Teachers check how well pupils are learning.

This helps them to identify which pupils need more help or guidance. Staff deliver additional teaching to support these pupils to catch up and keep up with their classmates.

Leaders have introduced a well-ordered phonics curriculum.

Children learn phonics from the early years. Teachers in the early years and in key stage 1 build pupils' phonics knowledge skilfully. They make sure that pupils read books that are well matched to their phonics knowledge.

Teachers are swift to spot any pupils who may be falling behind in their reading. Staff help these pupils to catch up quickly.

Leaders prioritise reading.

Teachers provide lots of opportunities for pupils to read or to listen to stories throughout the school day. Older pupils are developing effective reading habits. They speak enthusiastically about books they have read.

Leaders and teachers identify pupils with SEND at the earliest possible opportunity. They check carefully that the right support is in place for these pupils as they move through the school. Leaders ensure that pupils with SEND are able to take part in all aspects of school life.

Children in the early years settle into school life quickly. They have a well-developed understanding of the classroom routines. This helps them to work and play safely and purposefully.

Leaders provide ample opportunities to explore the outdoors. They develop children's language and number skills well. Children in the early years are well prepared for the continuation of their learning in Year 1.

Pupils' positive behaviour supports their learning. Pupils are attentive in class. When there is any low-level disruption, this is well-managed by staff and little learning time is lost.

Pupils enjoy the many wider opportunities available, including day visits and a residential experience. They participate in an extensive range of after-school clubs and lunchtime activities.

Staff speak positively about the strong and supportive teamwork in the school.

Relationships across the school are warm and supportive. Staff know that leaders consider their workload when they introduce new initiatives. They say they are proud to work at the school.


The arrangements for safeguarding are effective.

School leaders understand their safeguarding responsibilities. Staff know the school's safeguarding procedures well.
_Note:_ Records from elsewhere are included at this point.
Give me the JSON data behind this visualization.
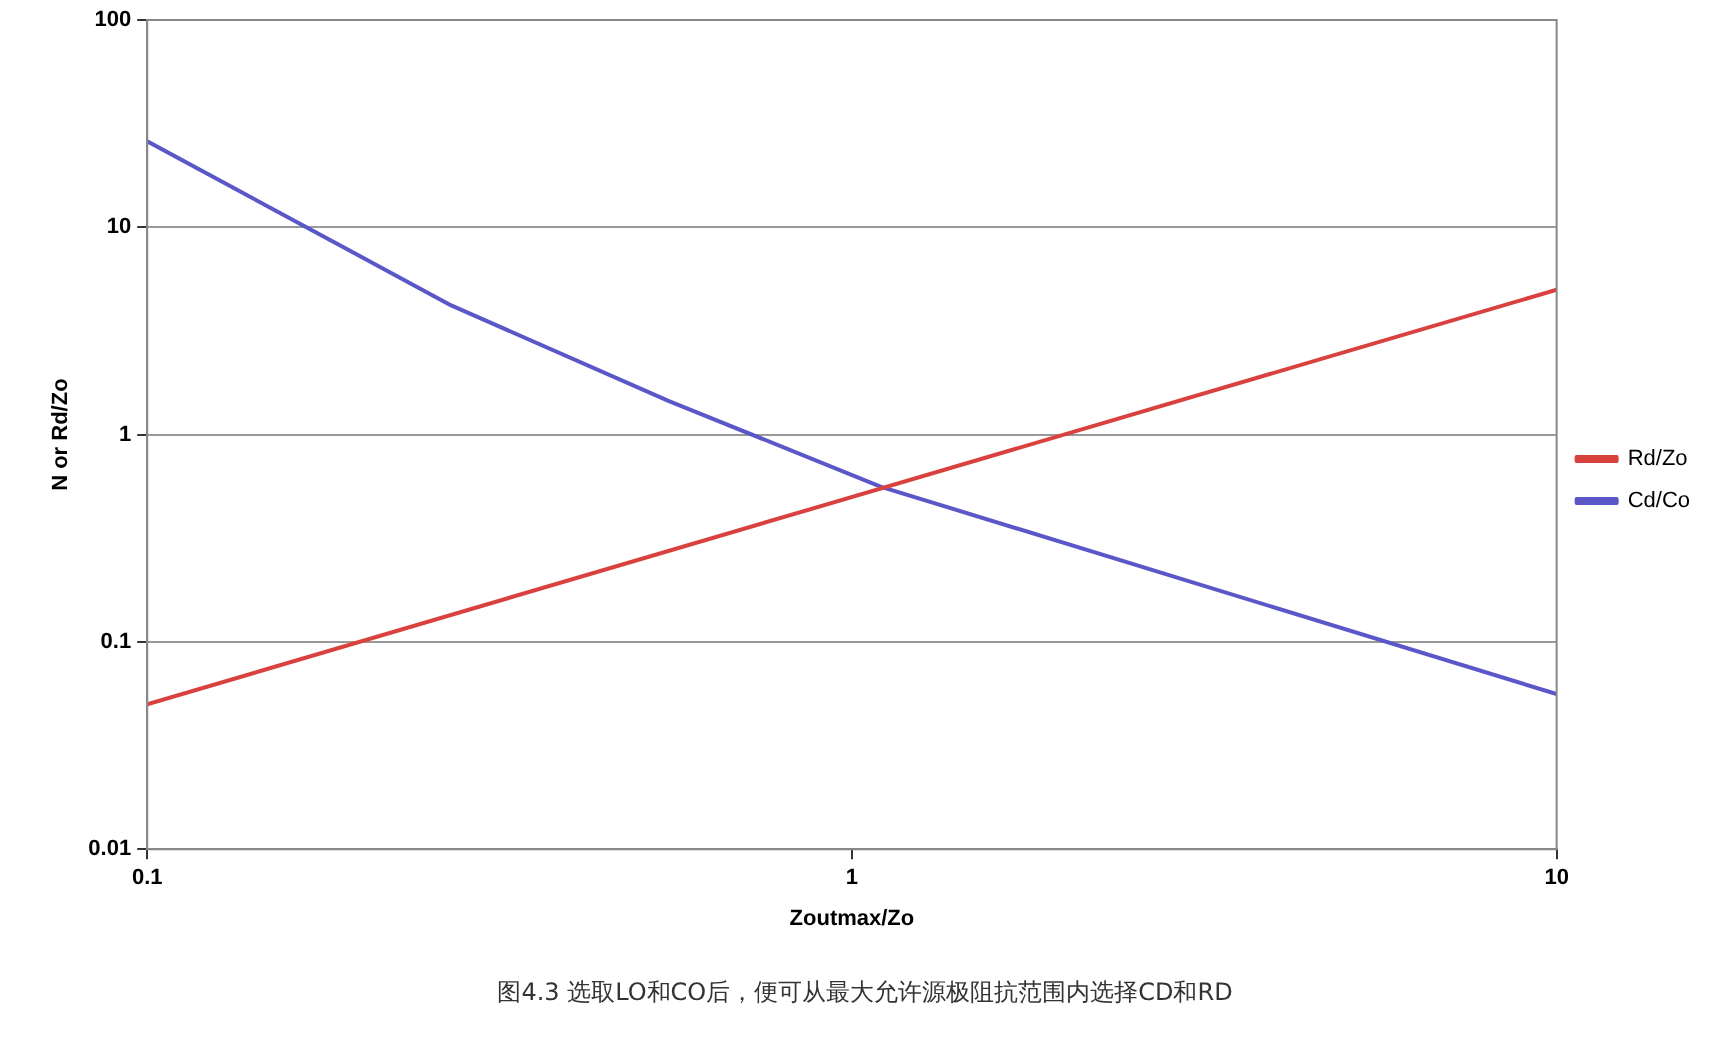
{
  "chart_data": {
    "type": "line",
    "xlabel": "Zoutmax/Zo",
    "ylabel": "N or Rd/Zo",
    "log": "xy",
    "xlim": [
      0.1,
      10
    ],
    "xticks": [
      0.1,
      1,
      10
    ],
    "ylim": [
      0.01,
      100
    ],
    "yticks": [
      0.01,
      0.1,
      1,
      10,
      100
    ],
    "grid": "y",
    "legend": "right",
    "marker": "none",
    "line_style": "solid",
    "series": [
      {
        "name": "Rd/Zo",
        "color": "#d9413e",
        "x": [
          0.1,
          10
        ],
        "values": [
          0.05,
          5
        ]
      },
      {
        "name": "Cd/Co",
        "color": "#5b57c9",
        "x": [
          0.1,
          0.27,
          0.55,
          1.1,
          10
        ],
        "values": [
          26,
          4.2,
          1.45,
          0.56,
          0.056
        ]
      }
    ],
    "annotations": [
      "图4.3 选取LO和CO后，便可从最大允许源极阻抗范围内选择CD和RD"
    ]
  }
}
Leaders ensure that staff complete appropriate training and keep staff's knowledge of safeguarding up to date. Staff knowledge of families and effective liaison with other agencies ensure that pupils and families who may be at risk from harm are identified swiftly and access the support they need. Pupils are taught about how to keep themselves safe.

For example, they learn about online safety and the impact of cyber-bullying through the curriculum and hear important advice and guidance from community police officers and other external organisations.

What does the school need to do to improve?

(Information for the school and appropriate authority)

• In a small number of foundation subjects, leaders' curriculum development is not as far forward as in others. In these subjects, teaching does not build pupils' knowledge in a well-considered and logical way.

This affects how well pupils develop and deepen their knowledge over time. Leaders should give more thought to the order of learning and make associated improvements to staff subject knowledge to help pupils know more and remember more in these subjects.


When we have judged a school to be good, we will then normally go into the school about once every four years to confirm that the school remains good.

This is called an ungraded inspection, and it is carried out under section 8 of the Education Act 2005. We do not give graded judgements on an ungraded inspection. However, if we find evidence that a school would now receive a higher or lower grade, then the next inspection will be a graded inspection, which is carried out under section 5 of the Act.

Usually this is within one to two years of the date of the ungraded inspection. If we have serious concerns about safeguarding, behaviour or the quality of education, we will deem the ungraded inspection a graded inspection immediately.

This is the second ungraded inspection since we judged the school to be good in March 2014.